The change in net cash used in operating activities was ($21.9) million and ($31.8) million for three and nine months ended February 28, 2026, compared to ($5.8) million and ($81.8) million for the prior year periods. Excluding the impact of changes in working capital, operating cash flow was $3.4 million and $11.1 million for three and nine months ended February 28, 2026, compared to cash used in operations of ($9.4) million and ($30.3) million in the prior year periods, which were negatively impacted by the integration of Craft Acquisition I and II. The increase in cash used for working capital during the three months ended February 28, 2026 primarily reflects preparation for a seasonally higher fourth quarter.

Cash flows from investing activities

The change in net cash provided by (used in) investing activities was $28.9 million and ($4.6) million for three and nine months ended February 28, 2026, compared to ($0.1) million and ($60.2) million for the prior year periods, and was a result of the change in investments in marketable securities in the current periods and that Craft Acquisition II occurred in the prior year period.

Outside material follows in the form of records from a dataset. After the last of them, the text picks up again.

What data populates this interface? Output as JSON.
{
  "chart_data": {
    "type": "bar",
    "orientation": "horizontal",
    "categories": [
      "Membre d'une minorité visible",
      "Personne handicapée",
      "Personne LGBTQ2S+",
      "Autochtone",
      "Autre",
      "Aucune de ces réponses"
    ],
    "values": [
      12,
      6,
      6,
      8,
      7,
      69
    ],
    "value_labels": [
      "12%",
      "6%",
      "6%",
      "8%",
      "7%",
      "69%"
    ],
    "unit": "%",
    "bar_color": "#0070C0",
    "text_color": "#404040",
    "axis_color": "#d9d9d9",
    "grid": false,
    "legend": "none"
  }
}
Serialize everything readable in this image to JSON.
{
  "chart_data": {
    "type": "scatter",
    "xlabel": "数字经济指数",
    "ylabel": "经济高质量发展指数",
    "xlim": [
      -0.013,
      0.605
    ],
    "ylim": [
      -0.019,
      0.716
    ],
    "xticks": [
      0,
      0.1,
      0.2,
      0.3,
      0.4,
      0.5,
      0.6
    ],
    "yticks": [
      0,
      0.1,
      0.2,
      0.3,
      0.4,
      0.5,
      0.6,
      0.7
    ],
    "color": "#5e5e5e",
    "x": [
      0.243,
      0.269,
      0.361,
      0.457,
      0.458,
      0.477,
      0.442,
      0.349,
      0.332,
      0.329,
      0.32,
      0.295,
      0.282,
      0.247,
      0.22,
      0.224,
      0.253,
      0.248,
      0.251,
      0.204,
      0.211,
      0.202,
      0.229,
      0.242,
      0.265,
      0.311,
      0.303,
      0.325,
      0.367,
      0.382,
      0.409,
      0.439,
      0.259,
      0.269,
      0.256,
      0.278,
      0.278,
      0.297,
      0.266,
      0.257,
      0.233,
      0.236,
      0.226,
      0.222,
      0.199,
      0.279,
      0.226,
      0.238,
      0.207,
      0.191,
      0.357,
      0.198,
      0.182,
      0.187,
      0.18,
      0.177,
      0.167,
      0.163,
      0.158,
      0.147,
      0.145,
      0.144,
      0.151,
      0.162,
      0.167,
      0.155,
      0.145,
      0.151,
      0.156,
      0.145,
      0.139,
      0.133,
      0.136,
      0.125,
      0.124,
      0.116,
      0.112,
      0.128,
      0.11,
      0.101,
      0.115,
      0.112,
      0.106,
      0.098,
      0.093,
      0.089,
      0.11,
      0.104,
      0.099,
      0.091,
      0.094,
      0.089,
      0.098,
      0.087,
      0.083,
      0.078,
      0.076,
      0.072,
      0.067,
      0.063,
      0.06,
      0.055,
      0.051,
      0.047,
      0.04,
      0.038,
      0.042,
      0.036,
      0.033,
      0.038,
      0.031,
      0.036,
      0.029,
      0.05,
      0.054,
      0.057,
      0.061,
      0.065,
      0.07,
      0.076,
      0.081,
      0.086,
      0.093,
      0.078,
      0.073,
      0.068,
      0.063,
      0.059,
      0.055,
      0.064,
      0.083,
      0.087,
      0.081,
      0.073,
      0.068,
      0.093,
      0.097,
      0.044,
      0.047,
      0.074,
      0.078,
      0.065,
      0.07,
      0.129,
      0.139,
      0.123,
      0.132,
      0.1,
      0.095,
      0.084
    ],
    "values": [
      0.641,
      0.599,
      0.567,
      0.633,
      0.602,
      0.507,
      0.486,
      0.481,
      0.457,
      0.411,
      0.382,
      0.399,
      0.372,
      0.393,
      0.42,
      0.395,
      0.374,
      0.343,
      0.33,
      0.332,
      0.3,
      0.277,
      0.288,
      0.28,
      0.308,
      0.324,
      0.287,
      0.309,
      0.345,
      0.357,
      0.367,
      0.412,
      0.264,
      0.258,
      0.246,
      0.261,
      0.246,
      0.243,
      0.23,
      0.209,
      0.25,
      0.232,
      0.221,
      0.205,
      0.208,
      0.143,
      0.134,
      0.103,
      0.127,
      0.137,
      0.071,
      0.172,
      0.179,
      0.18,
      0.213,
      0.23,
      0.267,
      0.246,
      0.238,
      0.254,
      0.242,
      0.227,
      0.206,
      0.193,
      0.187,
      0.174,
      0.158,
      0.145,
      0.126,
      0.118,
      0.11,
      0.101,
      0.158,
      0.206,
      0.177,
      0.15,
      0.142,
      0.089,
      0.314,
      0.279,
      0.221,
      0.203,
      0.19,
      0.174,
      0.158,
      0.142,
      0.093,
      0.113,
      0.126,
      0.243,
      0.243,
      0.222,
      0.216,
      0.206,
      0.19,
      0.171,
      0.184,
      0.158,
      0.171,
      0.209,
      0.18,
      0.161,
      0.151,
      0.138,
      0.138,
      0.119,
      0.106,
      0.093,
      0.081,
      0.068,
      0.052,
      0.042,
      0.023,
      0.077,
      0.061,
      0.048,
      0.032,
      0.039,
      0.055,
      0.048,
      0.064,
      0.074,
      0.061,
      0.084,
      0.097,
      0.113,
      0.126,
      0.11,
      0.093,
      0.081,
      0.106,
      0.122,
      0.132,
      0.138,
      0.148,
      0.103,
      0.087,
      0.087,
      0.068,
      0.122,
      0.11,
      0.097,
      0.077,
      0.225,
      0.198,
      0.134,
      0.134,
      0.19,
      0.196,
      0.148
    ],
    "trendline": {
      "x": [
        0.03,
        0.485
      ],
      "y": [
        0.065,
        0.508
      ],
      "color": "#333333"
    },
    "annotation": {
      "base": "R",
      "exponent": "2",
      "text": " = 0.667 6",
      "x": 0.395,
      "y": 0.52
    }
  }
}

Cash flows from financing activities

The change in cash provided by financing activities was ($5.1) million and $62.8 million for three and nine months ended February 28, 2026, compared to $18.1 million and $116.9 million for the prior year periods primarily due to variability in funds provided under the ATM Program.

Contingencies

In addition to the litigation described in the Part II, Item 1 - Legal Proceedings, the Company is and may be a defendant in lawsuits from time to time in the normal course of business. While the results of litigation and claims cannot be predicted with certainty, the Company believes the reasonably possible losses of such matters, individually and in the aggregate, are not material. Additionally, the Company believes the probable final outcome of such matters will not have a material adverse effect on the Company's consolidated results of operations, financial position, cash flows or liquidity.

Critical Accounting Estimates

Our financial statements are prepared in accordance with accounting principles generally accepted in the United States. The accounting principles we use require us to make estimates and assumptions that may impact the reported amounts of assets and liabilities as of the date of the financial statements and amounts of income and expenses during the reporting periods presented. We believe in the quality and reasonableness of our critical accounting policies, however, materially different amounts may be reported under different conditions or using assumptions different from those that we have applied. The accounting estimates that have been identified as critical to our business operations and to understanding the results of our operations pertain to revenue recognition, valuation of inventory, valuation of long-lived assets, goodwill and intangible assets, stock-based compensation and valuation allowances for deferred tax assets. The application of each of these critical accounting policies and estimates is discussed in Part II, Item 7, Management's Discussion and Analysis of Financial Condition and Results of Operations set forth in, our Annual Report on Form 10-K for the fiscal year ended May 31, 2025.

Recently Issued Accounting Pronouncements

A description of recently issued accounting pronouncements that may potentially impact our financial position and results of operations is disclosed in "Part I, Item 1. Note 1 - Basis of presentation and summary of significant accounting policies" to our financial statements appearing elsewhere in this Quarterly Report on Form 10-Q.